A recente e apressada afirmação das autoridades de saúde pública
de que o vírus zika é causa de um suposto e controverso surto de microcefalia
em bebês durante sua gestação em mães supostamente infectadas suscita algumas
observações pertinentes.
A falta de um diagnóstico preciso, isto é, identificador da
presença de vírus ativos no organismo, prejudica a definição de casos. Para um
estudo epidemiológico deve-se selecionar os casos suspeitos e então diagnosticar
etiologicamente um a um para caracterizar os casos positivos, somente então é possível
estabelecer uma definição de caso. Até
agora (fevereiro de 2016), todos os casos no Brasil são apenas casos suspeitos.
Apesar de ser agora uma prática corrente no país, não se pode
diferenciar dengue, chikungunya e zika por meio de sinais e sintomas clínicos. Não
é possível diferenciar com razoável grau de certeza dengue, chikungunya, zika, e
mesmo formas brandas de febre amarela com base no julgamento clínico. A demonstração
da presença do vírus ou de seu rastro é mandatória.
A presença de antígenos virais ou RNA viral no líquido amniótico
não é uma prova de etiologia. Por outro lado, a presença de antígenos virais ou
RNA viral inclusos em células nervosas é uma evidência. O ponto fraco desses
estudos é que só é referido para muitos poucos pacientes, o que não representa ainda uma amostra da população de casos.
O suposto aumento de casos de microcefalia foi associado à
febre zika com base numa suposição de associação entre
casos e história de infecção exantemática nas grávidas numa época em que se
anunciava a entrada do vírus zika em Pernambuco e em alguns estados do Nordeste (daí então espalhando-se para o país). Nenhum teste associativo foi realizado com base em
um diagnóstico etiológico (até então kits para tal propósito eram inexistentes
no país). A falta de cautela em declarar uma associação desse tipo coincide com
a necessidade de impactar a população com noticiário que causa pânico coletivo, que
assim ocultaria o atual escândalo político que mobiliza o Brasil. Esse fato
levou à uma dissonância cognitiva na população, criando um vírus zika social
dissociado do vírus zika biológico.
A falta de diagnóstico etiológico não nos permite estimar um
fator de risco, o que é importante mesmo antes de demonstrar uma etiologia. Desde
1952 sabe-se que camundongos e macacos são susceptíveis ao vírus, portanto não será
difícil ensaiar infecções em fêmeas grávidas de tais animais. Seria um passo importante
na investigação.
Só é possível afirmar que a associação entre o vírus zika e
os casos de microcefalia (assim como de lesões oculares e Guillain-Barré) é
real pela demonstração da etiologia. A epidemiologia nos ensina que existem duas
condições de causalidade:
1. Causalidade suficiente: sempre que o
agente está presente, a doença acontece.
2. Causalidade necessária: o agente está
presente, mas nem sempre a doença acontece (a doença nunca acontece sem a
presença do agente). Um exemplo bem conhecido é o da tuberculose: nem sempre a
presença da bactéria no organismo leva à doença.

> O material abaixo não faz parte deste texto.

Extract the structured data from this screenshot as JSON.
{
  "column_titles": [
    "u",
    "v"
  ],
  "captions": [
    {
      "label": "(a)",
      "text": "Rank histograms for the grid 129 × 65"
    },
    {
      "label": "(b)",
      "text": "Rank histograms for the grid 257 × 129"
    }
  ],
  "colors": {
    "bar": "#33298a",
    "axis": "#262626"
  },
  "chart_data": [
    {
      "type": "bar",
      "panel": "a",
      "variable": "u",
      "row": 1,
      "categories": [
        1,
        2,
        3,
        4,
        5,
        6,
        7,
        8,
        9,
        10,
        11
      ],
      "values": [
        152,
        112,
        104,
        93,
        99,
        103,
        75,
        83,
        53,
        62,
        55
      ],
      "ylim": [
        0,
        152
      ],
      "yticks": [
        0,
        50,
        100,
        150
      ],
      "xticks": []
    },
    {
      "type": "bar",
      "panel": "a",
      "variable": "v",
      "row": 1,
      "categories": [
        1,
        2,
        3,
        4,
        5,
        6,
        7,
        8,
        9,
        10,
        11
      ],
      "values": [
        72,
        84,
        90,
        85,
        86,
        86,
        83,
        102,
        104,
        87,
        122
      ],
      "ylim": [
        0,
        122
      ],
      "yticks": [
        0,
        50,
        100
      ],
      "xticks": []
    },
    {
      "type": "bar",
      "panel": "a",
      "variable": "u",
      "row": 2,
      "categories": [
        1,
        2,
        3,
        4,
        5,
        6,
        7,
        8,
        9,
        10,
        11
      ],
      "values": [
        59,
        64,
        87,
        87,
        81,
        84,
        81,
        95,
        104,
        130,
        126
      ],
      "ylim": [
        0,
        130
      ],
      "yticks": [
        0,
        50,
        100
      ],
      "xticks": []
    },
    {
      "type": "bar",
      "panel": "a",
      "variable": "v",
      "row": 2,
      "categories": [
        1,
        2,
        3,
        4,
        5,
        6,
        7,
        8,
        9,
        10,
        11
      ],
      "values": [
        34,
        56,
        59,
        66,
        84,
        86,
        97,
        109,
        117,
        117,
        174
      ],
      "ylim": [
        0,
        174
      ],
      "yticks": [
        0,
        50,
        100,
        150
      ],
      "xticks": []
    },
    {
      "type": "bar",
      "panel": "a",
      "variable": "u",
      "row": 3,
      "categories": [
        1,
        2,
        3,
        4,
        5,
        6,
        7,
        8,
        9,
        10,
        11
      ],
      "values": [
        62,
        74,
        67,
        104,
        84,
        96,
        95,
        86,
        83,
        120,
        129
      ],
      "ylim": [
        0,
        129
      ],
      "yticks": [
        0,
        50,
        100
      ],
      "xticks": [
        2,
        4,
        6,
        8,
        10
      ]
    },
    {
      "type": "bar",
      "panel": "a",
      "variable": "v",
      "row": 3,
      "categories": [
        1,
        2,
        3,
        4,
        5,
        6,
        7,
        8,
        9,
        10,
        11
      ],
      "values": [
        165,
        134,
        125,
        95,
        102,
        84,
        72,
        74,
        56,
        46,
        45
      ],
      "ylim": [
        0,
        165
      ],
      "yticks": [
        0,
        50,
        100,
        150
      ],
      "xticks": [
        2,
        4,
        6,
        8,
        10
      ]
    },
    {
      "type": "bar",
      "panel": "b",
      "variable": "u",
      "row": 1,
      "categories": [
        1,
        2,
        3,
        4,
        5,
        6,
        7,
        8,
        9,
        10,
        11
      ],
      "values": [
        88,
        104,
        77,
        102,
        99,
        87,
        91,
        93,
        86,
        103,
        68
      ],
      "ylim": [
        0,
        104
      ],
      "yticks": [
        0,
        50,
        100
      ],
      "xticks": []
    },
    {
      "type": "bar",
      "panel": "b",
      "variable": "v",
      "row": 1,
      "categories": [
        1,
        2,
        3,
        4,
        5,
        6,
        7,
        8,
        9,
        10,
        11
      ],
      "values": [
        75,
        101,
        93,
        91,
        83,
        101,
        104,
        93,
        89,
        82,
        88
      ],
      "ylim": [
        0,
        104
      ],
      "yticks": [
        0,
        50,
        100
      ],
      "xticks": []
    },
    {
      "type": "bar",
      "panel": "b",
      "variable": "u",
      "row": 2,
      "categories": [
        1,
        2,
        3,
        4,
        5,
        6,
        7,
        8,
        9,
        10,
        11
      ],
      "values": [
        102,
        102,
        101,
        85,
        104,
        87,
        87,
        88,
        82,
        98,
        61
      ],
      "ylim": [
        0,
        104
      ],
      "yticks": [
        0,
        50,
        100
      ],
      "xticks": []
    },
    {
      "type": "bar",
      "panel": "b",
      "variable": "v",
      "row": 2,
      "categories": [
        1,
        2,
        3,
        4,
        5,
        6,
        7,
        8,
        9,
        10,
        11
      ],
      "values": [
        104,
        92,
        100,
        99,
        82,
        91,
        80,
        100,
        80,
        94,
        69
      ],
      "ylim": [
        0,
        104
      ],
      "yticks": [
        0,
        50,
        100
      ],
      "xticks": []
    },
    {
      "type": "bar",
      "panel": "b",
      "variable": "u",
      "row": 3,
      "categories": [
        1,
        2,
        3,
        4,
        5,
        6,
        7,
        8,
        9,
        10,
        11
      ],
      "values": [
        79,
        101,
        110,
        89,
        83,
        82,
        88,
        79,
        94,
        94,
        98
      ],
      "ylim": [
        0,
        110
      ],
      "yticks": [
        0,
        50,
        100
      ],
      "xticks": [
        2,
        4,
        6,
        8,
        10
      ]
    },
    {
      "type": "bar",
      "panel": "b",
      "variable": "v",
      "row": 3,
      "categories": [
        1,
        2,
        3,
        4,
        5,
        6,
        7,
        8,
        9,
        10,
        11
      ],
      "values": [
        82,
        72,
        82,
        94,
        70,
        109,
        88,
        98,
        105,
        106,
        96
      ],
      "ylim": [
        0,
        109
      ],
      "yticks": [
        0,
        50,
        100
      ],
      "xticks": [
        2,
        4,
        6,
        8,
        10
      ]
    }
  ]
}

As causalidades podem ser ainda direta e indireta. No primeiro
caso, o agente é diretamente e por si só responsável para a doença; no segundo
caso, o agente concorre com outras variáveis que o favorece na causalidade.
A demonstração da associação
significativa entre um suposto agente e a doença é o primeiro passo para se investigar uma
etiologia. Se o fator está presente sempre que uma doença ocorre numa população e nunca está presente quando a doença é inexistente, é uma pista
de causalidade e isto nos permite calcular um fator de risco para a doença. Entretanto, uma associação
significativa não é prova de causalidade, por isso devemos prosseguir com testes
de laboratório para demonstrar a etiologia, e o melhor e mais seguro protocolo
para isso são os postulados de Koch. Nem sempre, contudo, é possível demonstrar
a etiologia, então o fator de risco passa a ser um parâmetro importante a ser considerado
em todo protocolo de controle da doença.
Nem toda associação é uma pista segura. De fato, ela pode ser
um viés, a chamada causalidade espúria.
Isto é frequente quando julgamos um fator como causal quando ele ocorre antes
da doença aparecer. Essa relação temporal não é uma pista segura, senão uma
mera presunção de causalidade. Outro fator de erro é não perceber uma variável que
afeta tanto a doença como o fator supostamente causal, e assim levando à uma
falsa presunção de associação.
No caso de uma suposta relação causal entre o vírus zika e microcefalia,
é necessária uma prova de associação que ao menos forneça uma estimativa segura
de fator de risco. Isto já seria suficiente para afirmar responsavelmente uma associação.
A demonstração de etiologia será o passo seguinte, conforme já comentamos.